But things were finally picking up this year despite a production pause in April.
Data from 2025 shows the ramp was finally hitting its stride, with sales reportedly jumping to 2,384 units in the third quarter alone—a massive 869% increase year-over-year. The company was on track to sell around 4,000 units this year.
That’s not a massive number, but it was heading in the right direction.
GM, however, sees it differently. As noted by industry observers, GM executives are comparing BrightDrop’s 4,000 sales to the 60,000+ sales of its ancient, gas-guzzling Chevy Express and GMC Savana vans, a platform that dates back to the 1990s.
While GM’s official statement to the CBC was that the decision was “simply a demand and a market-driven response,” the Unifor auto union isn’t buying it. The union, which represents the 1,200 laid-off workers, squarely blamed the “dangerous and destabilizing auto policies” of the Trump administration for undoing EV supports.
Furthermore, vehicle programs that cross the US-Canada border have faced significant challenges in 2025 due to the trade war launched by the Trump administration against Canada.
Electrek’s Take
It’s another EV pullback partly based on government actions.
But we can’t blame everything on Trump. GM is quick to pull back its EV programs due to political considerations, which do drive demand.
The company took half a billion dollars in taxpayer money to retool a factory, only to abandon it less than 36 months after the first van rolled off the line.

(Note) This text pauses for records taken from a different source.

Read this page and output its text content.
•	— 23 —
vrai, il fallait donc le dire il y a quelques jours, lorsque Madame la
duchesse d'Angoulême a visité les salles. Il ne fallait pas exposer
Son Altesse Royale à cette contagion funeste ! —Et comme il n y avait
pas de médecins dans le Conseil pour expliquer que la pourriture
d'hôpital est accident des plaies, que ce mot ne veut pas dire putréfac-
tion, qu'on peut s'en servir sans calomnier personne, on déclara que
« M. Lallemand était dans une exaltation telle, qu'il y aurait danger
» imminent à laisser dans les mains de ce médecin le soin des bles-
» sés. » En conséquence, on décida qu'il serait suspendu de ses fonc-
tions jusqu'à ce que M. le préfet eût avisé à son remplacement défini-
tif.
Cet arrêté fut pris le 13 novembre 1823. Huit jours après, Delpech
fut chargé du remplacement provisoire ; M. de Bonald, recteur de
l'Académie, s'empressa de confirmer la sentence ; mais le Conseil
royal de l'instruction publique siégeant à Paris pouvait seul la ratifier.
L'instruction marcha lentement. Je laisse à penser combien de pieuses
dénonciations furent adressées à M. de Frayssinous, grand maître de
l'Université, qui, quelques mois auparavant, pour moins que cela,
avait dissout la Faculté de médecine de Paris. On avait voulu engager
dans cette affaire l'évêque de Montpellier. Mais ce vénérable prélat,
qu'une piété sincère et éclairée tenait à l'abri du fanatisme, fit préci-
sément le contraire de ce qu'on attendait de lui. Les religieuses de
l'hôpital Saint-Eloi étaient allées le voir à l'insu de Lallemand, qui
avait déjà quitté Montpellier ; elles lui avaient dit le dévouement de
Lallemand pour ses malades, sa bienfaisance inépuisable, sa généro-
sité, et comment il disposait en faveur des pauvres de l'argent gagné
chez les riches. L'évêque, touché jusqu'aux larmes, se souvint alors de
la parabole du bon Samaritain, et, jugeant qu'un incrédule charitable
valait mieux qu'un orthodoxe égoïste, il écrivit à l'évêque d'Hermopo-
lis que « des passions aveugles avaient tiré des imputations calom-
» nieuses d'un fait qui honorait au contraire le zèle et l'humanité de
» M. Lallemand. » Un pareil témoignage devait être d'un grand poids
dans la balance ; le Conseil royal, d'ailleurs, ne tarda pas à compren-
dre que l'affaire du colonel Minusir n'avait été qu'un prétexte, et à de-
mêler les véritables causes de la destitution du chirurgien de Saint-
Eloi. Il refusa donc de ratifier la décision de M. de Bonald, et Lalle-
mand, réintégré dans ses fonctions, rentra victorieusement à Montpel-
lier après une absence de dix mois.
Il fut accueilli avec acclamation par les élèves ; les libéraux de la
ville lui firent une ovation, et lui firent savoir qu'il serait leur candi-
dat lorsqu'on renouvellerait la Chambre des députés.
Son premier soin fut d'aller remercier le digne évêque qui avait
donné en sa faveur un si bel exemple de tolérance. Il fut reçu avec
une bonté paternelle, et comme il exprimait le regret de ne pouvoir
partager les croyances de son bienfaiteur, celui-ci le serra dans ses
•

They are abandoning what will undoubtedly be a growing market in the long term, ceding ground to Ford’s E-Transit and Rivian’s van, and blaming “low demand” at the very moment sales were beginning to spike.
Brightdrop’s lineup was a bit bigger than other commercial electric vans, which might have limited its market, but I still think that long-term, there will be a singnifcant market for electric vans in this segment.